O conteúdo do filme “A substância”, dirigido por Coralie Fargeat, tem sido interpretado como uma crítica feminista à indústria da busca pela juventude eterna. No entanto, o que mais chama a atenção, em minha opinião, é a maneira como o filme aborda um tema universal e intemporal – a obsessão pela eterna juventude – com um olhar extremamente contemporâneo.
Nesse sentido, a história gira em torno de Elisabeth Sparkle (interpretada por Demi Moore), uma ex-estrela de cinema quase sexagenária que comanda um programa de dança aeróbica na televisão. Após ser substituída por uma atriz/dançarina mais jovem, Elisabeth decide se submeter a um experimento científico radical para criar uma versão mais jovem de si mesma, com quarenta anos a menos (interpretada por Margaret Qualley).
O filme é marcado por sua narrativa desigual e arbitrária, que transita por diversos gêneros – do drama existencial à sátira corrosiva, passando pelo terror -, nem sempre mantendo a mesma eficácia. A primeira cena é um exemplo de síntese impressionante, que consegue transmitir uma grande quantidade de informações e emoções com recursos mínimos: através de um plongée vertical, testemunhamos a ascensão e queda de Elisabeth Sparkle, desde sua glória na Calçada da Fama até sua decadência e quase esquecimento.
Estética da distorção
No entanto, a sutileza da abertura dá lugar a uma expressão quase aleatória de expressionismo, que utiliza recursos visuais e sonoros de distorção de forma um tanto arbitrária para enfatizar sua narrativa. Um exemplo disso são as cenas em que o diretor do programa de exercícios (interpretado por Dennis Quaid) é mostrado em close com uma lente grande angular, criando uma imagem grotesca e perturbadora.

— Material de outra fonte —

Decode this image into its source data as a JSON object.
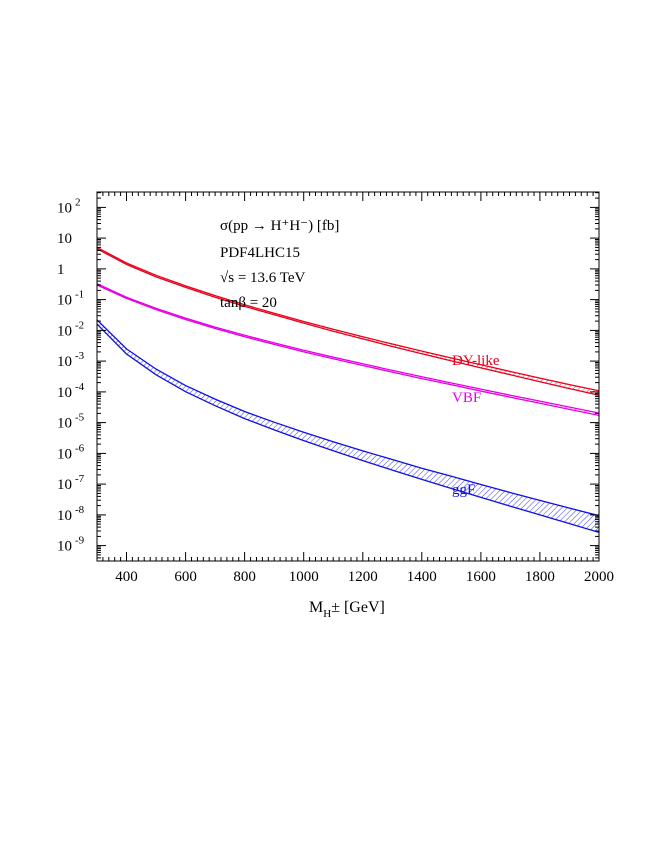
{
  "chart_data": {
    "type": "line",
    "title": "",
    "annotations": {
      "process": "σ(pp → H⁺H⁻) [fb]",
      "pdf": "PDF4LHC15",
      "energy": "√s = 13.6 TeV",
      "tanbeta": "tanβ = 20"
    },
    "xlabel": {
      "main": "M",
      "sub": "H",
      "suffix": "± [GeV]"
    },
    "ylabel": "",
    "xlim": [
      300,
      2000
    ],
    "ylim_log10": [
      -9.5,
      2.5
    ],
    "yscale": "log",
    "grid": false,
    "xticks": [
      400,
      600,
      800,
      1000,
      1200,
      1400,
      1600,
      1800,
      2000
    ],
    "yticks": [
      {
        "exp": 2,
        "base": "10",
        "sup": "2"
      },
      {
        "exp": 1,
        "base": "10",
        "sup": ""
      },
      {
        "exp": 0,
        "base": "1",
        "sup": ""
      },
      {
        "exp": -1,
        "base": "10",
        "sup": "-1"
      },
      {
        "exp": -2,
        "base": "10",
        "sup": "-2"
      },
      {
        "exp": -3,
        "base": "10",
        "sup": "-3"
      },
      {
        "exp": -4,
        "base": "10",
        "sup": "-4"
      },
      {
        "exp": -5,
        "base": "10",
        "sup": "-5"
      },
      {
        "exp": -6,
        "base": "10",
        "sup": "-6"
      },
      {
        "exp": -7,
        "base": "10",
        "sup": "-7"
      },
      {
        "exp": -8,
        "base": "10",
        "sup": "-8"
      },
      {
        "exp": -9,
        "base": "10",
        "sup": "-9"
      }
    ],
    "x": [
      300,
      400,
      500,
      600,
      700,
      800,
      900,
      1000,
      1100,
      1200,
      1300,
      1400,
      1500,
      1600,
      1700,
      1800,
      1900,
      2000
    ],
    "series": [
      {
        "name": "DY-like",
        "color": "#e8001c",
        "upper": [
          5.0,
          1.55,
          0.62,
          0.28,
          0.135,
          0.068,
          0.036,
          0.0195,
          0.0108,
          0.0062,
          0.0036,
          0.00212,
          0.00126,
          0.00076,
          0.00046,
          0.00028,
          0.000172,
          0.000108
        ],
        "lower": [
          4.5,
          1.4,
          0.55,
          0.25,
          0.12,
          0.06,
          0.032,
          0.0172,
          0.0094,
          0.0053,
          0.003,
          0.00175,
          0.00102,
          0.0006,
          0.00036,
          0.000215,
          0.000128,
          7.8e-05
        ]
      },
      {
        "name": "VBF",
        "color": "#e400e4",
        "upper": [
          0.33,
          0.12,
          0.052,
          0.025,
          0.0128,
          0.0069,
          0.0039,
          0.00225,
          0.00135,
          0.00082,
          0.0005,
          0.00031,
          0.000195,
          0.000123,
          7.8e-05,
          5e-05,
          3.2e-05,
          2.05e-05
        ],
        "lower": [
          0.3,
          0.11,
          0.047,
          0.0225,
          0.0115,
          0.0062,
          0.0035,
          0.002,
          0.0012,
          0.00072,
          0.00044,
          0.00027,
          0.00017,
          0.000106,
          6.7e-05,
          4.25e-05,
          2.7e-05,
          1.72e-05
        ]
      },
      {
        "name": "ggF",
        "color": "#1010e0",
        "upper": [
          0.022,
          0.0025,
          0.00055,
          0.00016,
          5.8e-05,
          2.3e-05,
          1.03e-05,
          4.9e-06,
          2.4e-06,
          1.2e-06,
          6.3e-07,
          3.3e-07,
          1.8e-07,
          9.7e-08,
          5.3e-08,
          2.95e-08,
          1.66e-08,
          9.4e-09
        ],
        "lower": [
          0.016,
          0.0017,
          0.00036,
          0.000101,
          3.55e-05,
          1.35e-05,
          5.8e-06,
          2.6e-06,
          1.22e-06,
          5.8e-07,
          2.85e-07,
          1.42e-07,
          7.2e-08,
          3.7e-08,
          1.92e-08,
          1e-08,
          5.2e-09,
          2.7e-09
        ]
      }
    ]
  }
}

A caricatura do produtor – um homem extremamente machista e rude – é um dos pontos em que a diretora parece forçar a perspectiva feminista. Da mesma forma, a ênfase nos closes dos corpos lisos das jovens dançarinas poderia parecer voyeurismo masculino, se não fosse transformado em algo oposto, tornando todas aquelas bundas de collants fastidiosas. São corpos deserotizados, como personagens de um videogame.
No entanto, há algo de fascinante nisso: a percepção de que qualquer coisa se torna monstruosa quando ampliada exageradamente em primeiro plano: um camarão entrando na boca, uma azeitona perfurada por um palito… Embora não seja uma revelação surpreendente, funciona como uma introdução para o cerne do filme: a transformação radical do corpo humano. O horror reside no orgânico, visto de uma perspectiva específica.
No âmago, o filme aborda um tema semelhante ao de “O retrato de Dorian Gray”, de Oscar Wilde: a deterioração moral que acompanha a busca pela juventude física eterna. A diferença é que, enquanto no livro de Wilde o milagre é obtido por meio de um feitiço sobrenatural, em “A substância” a maravilha é supostamente criada pela ciência.
Influências de Kubrick e comédia
Essa última abordagem aproxima o filme do universo bioficcional de David Cronenberg, embora suas referências estéticas pareçam estar mais ligadas a Kubrick. Existem referências mais ou menos explícitas a obras como “O Iluminado” (com seus corredores longos e sangue inusitado), “Laranja Mecânica” (os closes mencionados e o frenesi de violência) e até “2001” (a icônica abertura com “Also Sprach Zarathustra”, de Richard Strauss).
No trecho final – os últimos vinte minutos – “A substância” se transforma em uma comédia de terror, talvez como forma de alívio após uma sequência de brutalidade sangrenta quase insuportável (no confronto entre a protagonista e sua versão jovem).
No geral, é um filme que merece ser assistido, contanto que não seja levado muito a sério, seja em termos filosóficos ou de qualidade cinematográfica. Provavelmente será lembrado no cinema como uma curiosidade de sua época, além de ser um momento corajoso na carreira artística e pessoal de Demi Moore, tão bela e atraente quanto em seu auge como ícone sexual dos anos 1990.